Light, I. & S. Karageorgis (1997), ...
- Works written by the same author plus several other persons should be listed, but in chronological, not alphabetical order (as the co-authors’ names may not be present in the text reference):
Light, I., J. Im & Z. Deng (1991), ...
Light, I. R. Bernard & R. Kim (1999), ...
- The different kinds of work in the bibliography have the following formats:
Light, I. (1972), Ethnic enterprise in America. Berkeley: University of California Press.
Light, I. & S. Gold (2000), Ethnic economies. New York: Academic Press.
Palmer, H. (ed.) (1975), Immigration and the rise of multiculturalism. Toronto: Copp Clark Publishing.
Smelser, N.J. & R. Swedberg (eds.) (1994), The handbook of economic sociology. Princeton/New York: Princeton University Press/Russel Sage.
- Contributions to edited works:
Castles, S. (1997), ‘Multicultural citizenship. The Australian experience’, in V. Bader (ed.), Citizenship and exclusion, 113-138. Houndmills, etc.: Macmillan.

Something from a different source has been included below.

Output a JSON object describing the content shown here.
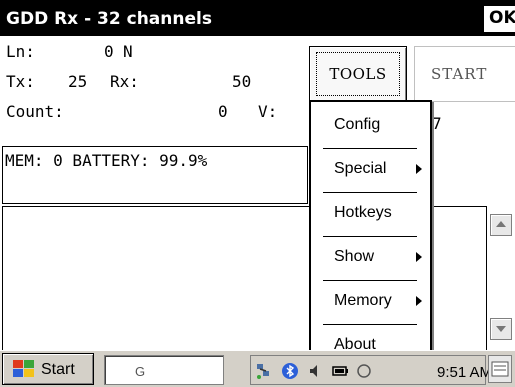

Jahn, A. & T. Straubhaar (1999), ‘A survey of the economics of illegal migration’, in M. Baldwin Edwards & J. Arango (eds.), Immigrants and the informal economy in Southern Europe, 16-42. London: Frank Cass.
Burgers, J. & G. Engbersen (1996), ‘Globalisation, migration, and undocumented immigrants’, New Community 22 (4): 619-635.
Light, I. (1977), ‘The ethnic vice industry, 1880-1944’, American Sociological Review 42: 464-479.
Liempt, I. van (2003), ‘Towards a typology of smuggling operations’, paper presented at the workshop ‘New insights into human smuggling into Europe’ at the Eighth International Metropolis Conference, Vienna, 15 September 2003.
ABS (Australian Bureau of Statistics) (2000), Australia now. A statistical profile. www.abs.gov.au.